Copernicus: Assessing English Skills

assessing english

Copernicus: Assessing English Skills

“The heavenly bodies do not all move round the same centre.” This is the first of seven axioms written down by the Polish astronomer Nicolaus Copernicus in the 16th century. So it is with English today: across the world, the language is not evolving around the same centre.

“Compared to the distance of the fixed stars, the earth’s distance from the sun is negligibly small.” This is Copernicus’s fourth axiom – and it, too, can be applied to 21st-century English. The differences that exist between native speakers (for example, British and American English) are almost nothing compared to the differences that exist between non-native speakers (who outnumber native speakers by at least three to one).

The aim of this Copernicus column in EFL Magazine is to give students more exposure to great examples of non-native speakers from all over the planet. We’re enormously grateful to everyone who has joined our conversation so far, including Michael Erard (the author of “Babel No More”), Michał Paradowski (the editor of “Productive Foreign Language Skills for an Intercultural World”), Nick Michelioudakis (who writes the “Psychology for Educators” blog), and Caio Albernaz (a fellow writer here at EFL Magazine).

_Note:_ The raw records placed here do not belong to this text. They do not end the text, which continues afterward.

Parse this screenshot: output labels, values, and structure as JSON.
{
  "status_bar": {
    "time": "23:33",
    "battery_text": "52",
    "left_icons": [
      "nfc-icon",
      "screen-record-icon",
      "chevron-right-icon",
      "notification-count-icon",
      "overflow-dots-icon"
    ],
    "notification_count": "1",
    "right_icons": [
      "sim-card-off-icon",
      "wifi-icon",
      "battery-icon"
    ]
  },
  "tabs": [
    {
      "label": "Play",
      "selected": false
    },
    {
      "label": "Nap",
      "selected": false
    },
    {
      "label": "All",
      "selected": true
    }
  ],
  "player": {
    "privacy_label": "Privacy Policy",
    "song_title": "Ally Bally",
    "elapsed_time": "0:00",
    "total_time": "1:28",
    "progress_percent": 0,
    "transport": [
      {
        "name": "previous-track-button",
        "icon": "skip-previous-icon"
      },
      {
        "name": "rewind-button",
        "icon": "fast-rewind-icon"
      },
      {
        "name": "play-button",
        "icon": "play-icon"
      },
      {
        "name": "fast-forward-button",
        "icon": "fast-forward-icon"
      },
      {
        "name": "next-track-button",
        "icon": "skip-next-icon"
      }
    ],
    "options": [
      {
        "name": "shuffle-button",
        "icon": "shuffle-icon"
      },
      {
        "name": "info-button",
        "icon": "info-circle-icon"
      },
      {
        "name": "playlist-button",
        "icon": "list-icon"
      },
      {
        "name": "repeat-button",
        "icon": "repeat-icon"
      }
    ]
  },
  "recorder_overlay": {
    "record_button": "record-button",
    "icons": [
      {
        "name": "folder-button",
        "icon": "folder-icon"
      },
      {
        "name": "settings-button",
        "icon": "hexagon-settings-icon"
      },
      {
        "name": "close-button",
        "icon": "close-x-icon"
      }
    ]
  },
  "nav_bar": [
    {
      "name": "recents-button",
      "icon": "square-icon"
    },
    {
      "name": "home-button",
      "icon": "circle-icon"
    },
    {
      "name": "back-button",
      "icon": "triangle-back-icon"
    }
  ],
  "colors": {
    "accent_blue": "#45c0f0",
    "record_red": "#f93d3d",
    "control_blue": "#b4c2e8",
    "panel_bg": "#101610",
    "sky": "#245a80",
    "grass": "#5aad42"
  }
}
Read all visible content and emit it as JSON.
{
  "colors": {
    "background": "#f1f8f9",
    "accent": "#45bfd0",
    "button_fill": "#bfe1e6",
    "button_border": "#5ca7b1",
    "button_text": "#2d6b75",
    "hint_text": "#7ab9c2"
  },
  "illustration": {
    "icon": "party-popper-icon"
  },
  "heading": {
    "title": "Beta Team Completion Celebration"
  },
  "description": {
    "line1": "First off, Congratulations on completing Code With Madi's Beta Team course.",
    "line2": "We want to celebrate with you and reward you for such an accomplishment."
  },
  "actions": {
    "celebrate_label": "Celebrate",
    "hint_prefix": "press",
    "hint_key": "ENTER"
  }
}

One of the interesting points that has come up in the conversation is the question of assessment. As Michał said, “the assumption that the only valid goal of learning English is conformity to NS [native speaker] norms and that progress and competence should be evaluated against this benchmark, are still widespread and entrenched.” So what kind of framework can we use to measure English skills in a Copernican universe?

The fundamental benchmarks of communication were identified by another of history’s great thinkers: Aristotle. He identified three pisteis, or means of persuasion. The first of these is ethos, which is persuasion through character. If we want people to listen to us, we need to be credible and believable. “Character is almost, so to speak, the most authoritative form of persuasion,” he noted.

Next there is pathos, where listeners are led to feel emotion. We are human beings, which means we don’t always make sensible or rational decisions. Or, as Aristotle put it, “we do not give the same judgment when grieved and rejoicing or when being friendly and hostile.” Finally there is logos, which refers to what we say – the words, the reasons and the arguments we use – to “show the truth or the apparent truth” of something.

When we think about a person’s English communication skills, we tend to focus on their language skills – their pronunciation or grammar, for example, or their reading, writing, speaking or listening. Sometimes, however, it can be more helpful if we focus on the person’s ethos, pathos and logos. In an article for “Japan Today” in 2013, I put the argument in the following way.

The fact is that there are people who are bad at English, but brilliant at communicating in English. Their pronunciation and grammar may be terrible, but they inspire trust and confidence (strong ethos), they make other people feel good (strong pathos), and they know how to get the message across (strong logos). On the other hand, there are people who are very good at English, but who struggle to get things done in the real world. Their speaking and listening skills may be excellent, but, in English, their character is hidden (weak ethos), they find it difficult to connect with other people (weak pathos), and they have problems expressing what they really want to say (weak logos).

Thinking in terms of ethos, pathos and logos can lead us in unexpected directions. A few years ago, Oscar, a Spanish winemaker, was practising a presentation with me in English. It was a wonderful presentation: he talked about the history and tradition of winemaking in his region of Spain; he talked about geology, topography, soil and climate; he talked about his winemaking team, and their roots in the local community. Oscar wasn’t happy, though. “It’s my accent,” he told me. “It’s very Spanish. I need to improve it, make it less Spanish.”

“Oscar,” I replied, “you’ve just spent the whole of your presentation explaining that where you’re from is central to what you do. Your accent is part of where you’re from. Why would making it less Spanish be an improvement?” Provided that it didn’t affect his logos (in other words, provided that people could clearly and easily understand what he was saying), Oscar’s accent made him more persuasive. It boosted his ethos – it gave him authenticity and authority. It boosted his pathos – it made him more engaging and more likeable.

Of course, we should remind ourselves that not all of Aristotle’s theories were correct – his ideas about the structure of the universe, for example, were overturned by Copernicus. But on the subject of communication, nobody has been able to improve on the basic principles written down by Aristotle 2,500 years ago. In a world where English has become more like a tool than a language, could an ethos-pathos-logos approach help with the way we assess communication skills?